J’avais 12 ans et ma mère 32. Nous ne savions nager ni l’un ni l’autre…

Ce matin-là, j’avais pris une autre décision héroïque, mais tout seul : près de notre maison, sur le Paralelo barcelonais, il y avait des dépôts de l’armée, pratiquement à l’abandon à cause de l’arrivée imminente des troupes de Franco ; la population affamée s’y était précipitée, malgré la présence de quelques sentinelles qui en interdisaient l’accès à coups de fusil. Des gamins de ma rue et moi-même avions décidé d’y pénétrer coûte que coûte.

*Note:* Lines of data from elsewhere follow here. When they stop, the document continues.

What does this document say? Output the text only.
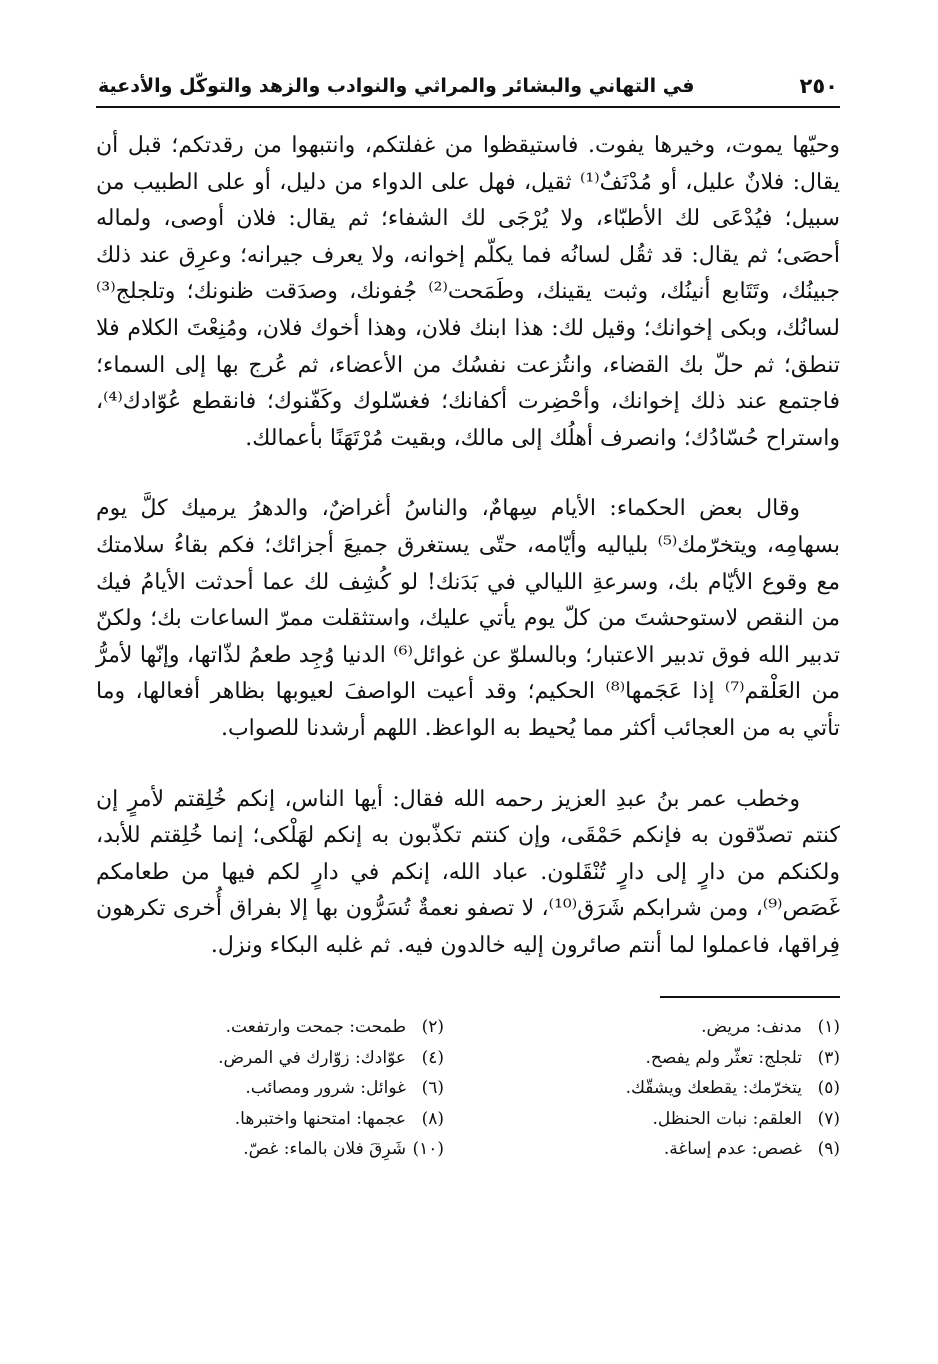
٢٥٠
في التهاني والبشائر والمراثي والنوادب والزهد والتوكّل والأدعية

وحيّها يموت، وخيرها يفوت. فاستيقظوا من غفلتكم، وانتبهوا من رقدتكم؛ قبل أن يقال: فلانٌ عليل، أو مُدْنَفٌ⁽¹⁾ ثقيل، فهل على الدواء من دليل، أو على الطبيب من سبيل؛ فيُدْعَى لك الأطبّاء، ولا يُرْجَى لك الشفاء؛ ثم يقال: فلان أوصى، ولماله أحصَى؛ ثم يقال: قد ثقُل لسانُه فما يكلّم إخوانه، ولا يعرف جيرانه؛ وعرِق عند ذلك جبينُك، وتَتَابع أنينُك، وثبت يقينك، وطَمَحت⁽²⁾ جُفونك، وصدَقت ظنونك؛ وتلجلج⁽³⁾ لسانُك، وبكى إخوانك؛ وقيل لك: هذا ابنك فلان، وهذا أخوك فلان، ومُنِعْتَ الكلام فلا تنطق؛ ثم حلّ بك القضاء، وانتُزعت نفسُك من الأعضاء، ثم عُرج بها إلى السماء؛ فاجتمع عند ذلك إخوانك، وأحْضِرت أكفانك؛ فغسّلوك وكَفّنوك؛ فانقطع عُوّادك⁽⁴⁾، واستراح حُسّادُك؛ وانصرف أهلُك إلى مالك، وبقيت مُرْتَهَنًا بأعمالك.

وقال بعض الحكماء: الأيام سِهامٌ، والناسُ أغراضٌ، والدهرُ يرميك كلَّ يوم بسهامِه، ويتخرّمك⁽⁵⁾ بلياليه وأيّامه، حتّى يستغرق جميعَ أجزائك؛ فكم بقاءُ سلامتك مع وقوع الأيّام بك، وسرعةِ الليالي في بَدَنك! لو كُشِف لك عما أحدثت الأيامُ فيك من النقص لاستوحشتَ من كلّ يوم يأتي عليك، واستثقلت ممرّ الساعات بك؛ ولكنّ تدبير الله فوق تدبير الاعتبار؛ وبالسلوّ عن غوائل⁽⁶⁾ الدنيا وُجِد طعمُ لذّاتها، وإنّها لأمرُّ من العَلْقم⁽⁷⁾ إذا عَجَمها⁽⁸⁾ الحكيم؛ وقد أعيت الواصفَ لعيوبها بظاهر أفعالها، وما تأتي به من العجائب أكثر مما يُحيط به الواعظ. اللهم أرشدنا للصواب.

وخطب عمر بنُ عبدِ العزيز رحمه الله فقال: أيها الناس، إنكم خُلِقتم لأمرٍ إن كنتم تصدّقون به فإنكم حَمْقَى، وإن كنتم تكذّبون به إنكم لهَلْكى؛ إنما خُلِقتم للأبد، ولكنكم من دارٍ إلى دارٍ تُنْقَلون. عباد الله، إنكم في دارٍ لكم فيها من طعامكم غَصَص⁽⁹⁾، ومن شرابكم شَرَق⁽¹⁰⁾، لا تصفو نعمةٌ تُسَرُّون بها إلا بفراق أُخرى تكرهون فِراقها، فاعملوا لما أنتم صائرون إليه خالدون فيه. ثم غلبه البكاء ونزل.

(١)مدنف: مريض.
(٢)طمحت: جمحت وارتفعت.
(٣)تلجلج: تعثّر ولم يفصح.
(٤)عوّادك: زوّارك في المرض.
(٥)يتخرّمك: يقطعك ويشقّك.
(٦)غوائل: شرور ومصائب.
(٧)العلقم: نبات الحنظل.
(٨)عجمها: امتحنها واختبرها.
(٩)غصص: عدم إساغة.
(١٠)شَرِقَ فلان بالماء: غصّ.
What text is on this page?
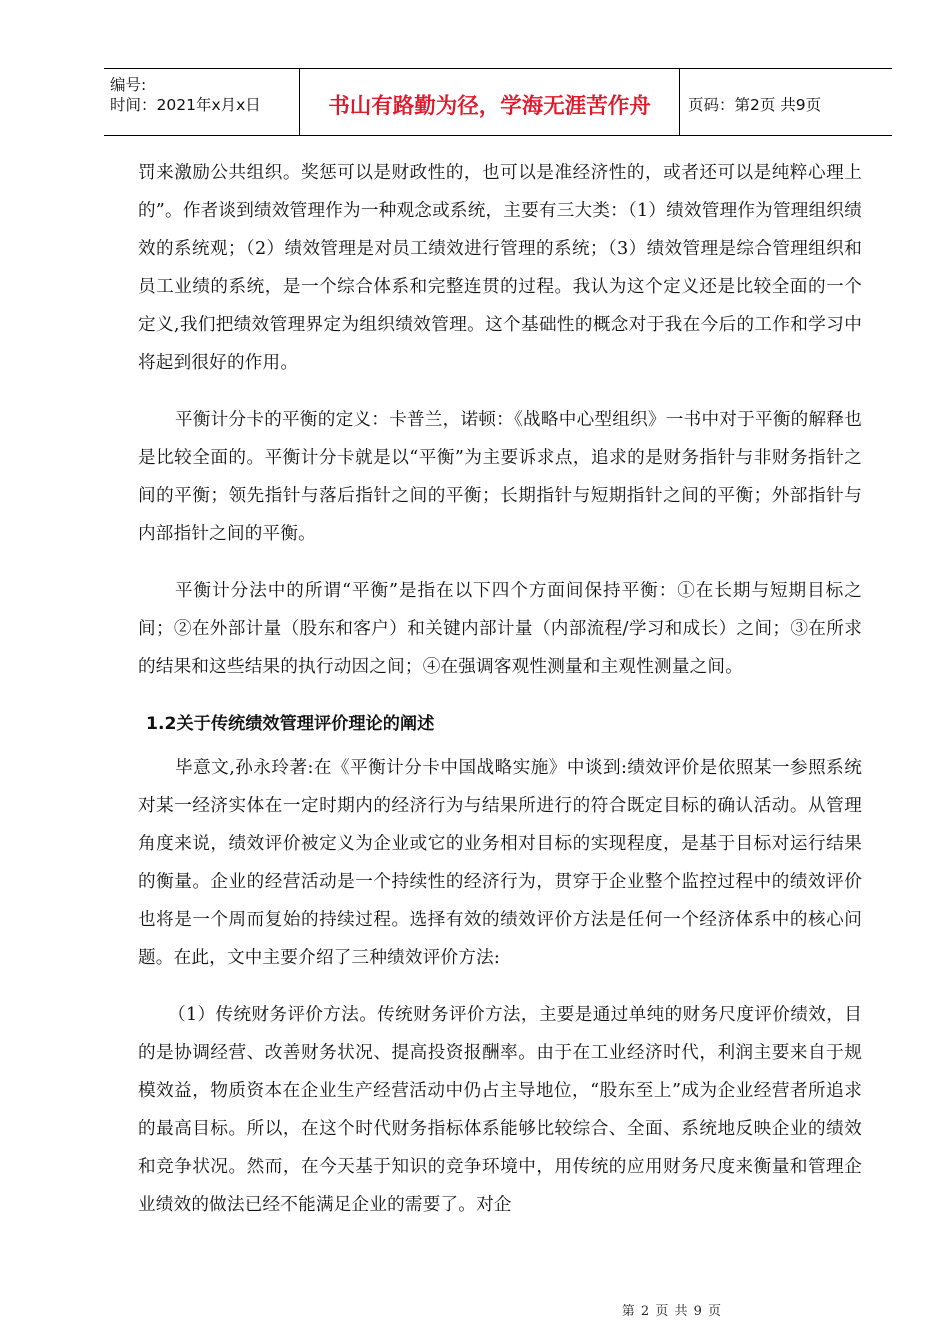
编号:
时间：2021年x月x日	书山有路勤为径，学海无涯苦作舟	页码：第2页 共9页

罚来激励公共组织。奖惩可以是财政性的，也可以是准经济性的，或者还可以是纯粹心理上的”。作者谈到绩效管理作为一种观念或系统，主要有三大类：（1）绩效管理作为管理组织绩效的系统观；（2）绩效管理是对员工绩效进行管理的系统；（3）绩效管理是综合管理组织和员工业绩的系统，是一个综合体系和完整连贯的过程。我认为这个定义还是比较全面的一个定义,我们把绩效管理界定为组织绩效管理。这个基础性的概念对于我在今后的工作和学习中将起到很好的作用。

平衡计分卡的平衡的定义：卡普兰，诺顿：《战略中心型组织》一书中对于平衡的解释也是比较全面的。平衡计分卡就是以“平衡”为主要诉求点，追求的是财务指针与非财务指针之间的平衡；领先指针与落后指针之间的平衡；长期指针与短期指针之间的平衡；外部指针与内部指针之间的平衡。

平衡计分法中的所谓“平衡”是指在以下四个方面间保持平衡：①在长期与短期目标之间；②在外部计量（股东和客户）和关键内部计量（内部流程/学习和成长）之间；③在所求的结果和这些结果的执行动因之间；④在强调客观性测量和主观性测量之间。

1.2关于传统绩效管理评价理论的阐述

毕意文,孙永玲著:在《平衡计分卡中国战略实施》中谈到:绩效评价是依照某一参照系统对某一经济实体在一定时期内的经济行为与结果所进行的符合既定目标的确认活动。从管理角度来说，绩效评价被定义为企业或它的业务相对目标的实现程度，是基于目标对运行结果的衡量。企业的经营活动是一个持续性的经济行为，贯穿于企业整个监控过程中的绩效评价也将是一个周而复始的持续过程。选择有效的绩效评价方法是任何一个经济体系中的核心问题。在此，文中主要介绍了三种绩效评价方法:

（1）传统财务评价方法。传统财务评价方法，主要是通过单纯的财务尺度评价绩效，目的是协调经营、改善财务状况、提高投资报酬率。由于在工业经济时代，利润主要来自于规模效益，物质资本在企业生产经营活动中仍占主导地位，“股东至上”成为企业经营者所追求的最高目标。所以，在这个时代财务指标体系能够比较综合、全面、系统地反映企业的绩效和竞争状况。然而，在今天基于知识的竞争环境中，用传统的应用财务尺度来衡量和管理企业绩效的做法已经不能满足企业的需要了。对企

第 2 页 共 9 页
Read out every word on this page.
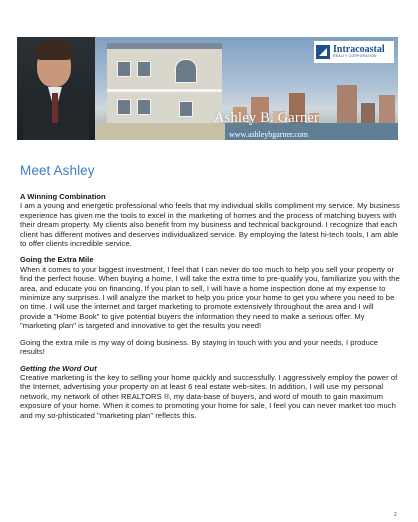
Intracoastal
REALTY CORPORATION
Ashley B. Garner
www.ashleybgarner.com
Meet Ashley
A Winning Combination
I am a young and energetic professional who feels that my individual skills compliment my service. My business experience has given me the tools to excel in the marketing of homes and the process of matching buyers with their dream property. My clients also benefit from my business and technical background. I recognize that each client has different motives and deserves individualized service. By employing the latest hi-tech tools, I am able to offer clients incredible service.
Going the Extra Mile
When it comes to your biggest investment, I feel that I can never do too much to help you sell your property or find the perfect house. When buying a home, I will take the extra time to pre-qualify you, familiarize you with the area, and educate you on financing. If you plan to sell, I will have a home inspection done at my expense to minimize any surprises. I will analyze the market to help you price your home to get you where you need to be on time. I will use the internet and target marketing to promote extensively throughout the area and I will provide a "Home Book" to give potential buyers the information they need to make a serious offer. My "marketing plan" is targeted and innovative to get the results you need!
Going the extra mile is my way of doing business. By staying in touch with you and your needs, I produce results!
Getting the Word Out
Creative marketing is the key to selling your home quickly and successfully. I aggressively employ the power of the Internet, advertising your property on at least 6 real estate web-sites. In addition, I will use my personal network, my network of other REALTORS ®, my data-base of buyers, and word of mouth to gain maximum exposure of your home. When it comes to promoting your home for sale, I feel you can never market too much and my so-phisticated "marketing plan" reflects this.
2
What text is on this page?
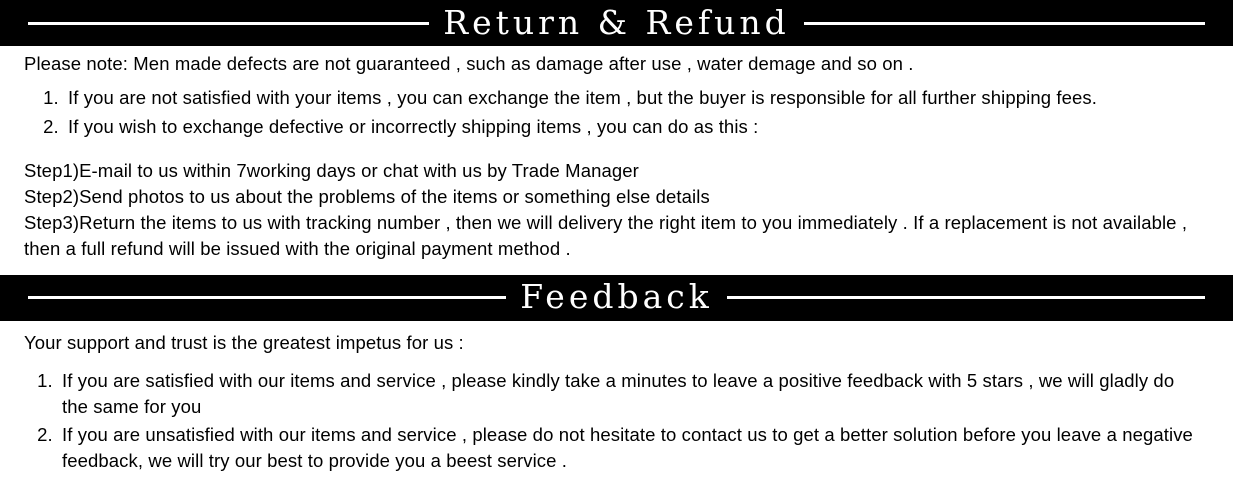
Return & Refund
Please note: Men made defects are not guaranteed , such as damage after use , water demage and so on .
1. If you are not satisfied with your items , you can exchange the item , but the buyer is responsible for all further shipping fees.
2. If you wish to exchange defective or incorrectly shipping items , you can do as this :

Step1)E-mail to us within 7working days or chat with us by Trade Manager

Step2)Send photos to us about the problems of the items or something else details

Step3)Return the items to us with tracking number , then we will delivery the right item to you immediately . If a replacement is not available , then a full refund will be issued with the original payment method .

Feedback
Your support and trust is the greatest impetus for us :
1. If you are satisfied with our items and service , please kindly take a minutes to leave a positive feedback with 5 stars , we will gladly do the same for you
2. If you are unsatisfied with our items and service , please do not hesitate to contact us to get a better solution before you leave a negative feedback, we will try our best to provide you a beest service .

Et au milieu de cette foule, il nous fut donné, en premier lieu, d’assister à un coup de chance inouï : une des sentinelles tira à hauteur de la tête sur un assaillant et la balle le transperça, mais il se produisit un vrai miracle car le projectile ne provoqua aucun dommage important. Cet homme était en train de hurler : la balle pénétra par une joue, traversa la bouche grande ouverte et ressortit par l’autre joue, sans même frôler une dent. Ce jour-là, j’ai appris bien des choses (dans la mesure où les bombardements et la guerre ne me les avaient pas déjà toutes apprises), et l’une d’entre elles fut que chacun de nous, quoi qu’il fasse, ne mourra que lorsque son heure sera venue. Bien des années plus tard, je fus conforté dans cette idée : un portier du journal de La Vanguardia – dont je devais plus tard devenir rédacteur en chef –, en proie à une dépression, tenta de se suicider ; il choisit la fenêtre la plus élevée de l’édifice et se jeta dans le vide. Mais dans l’un des commerces du rez-de-chaussée on était en train de dérouler un store fermé quelques secondes plus tôt. Le portier s’en sortit indemne, et quelques jours plus tard il reprit son travail.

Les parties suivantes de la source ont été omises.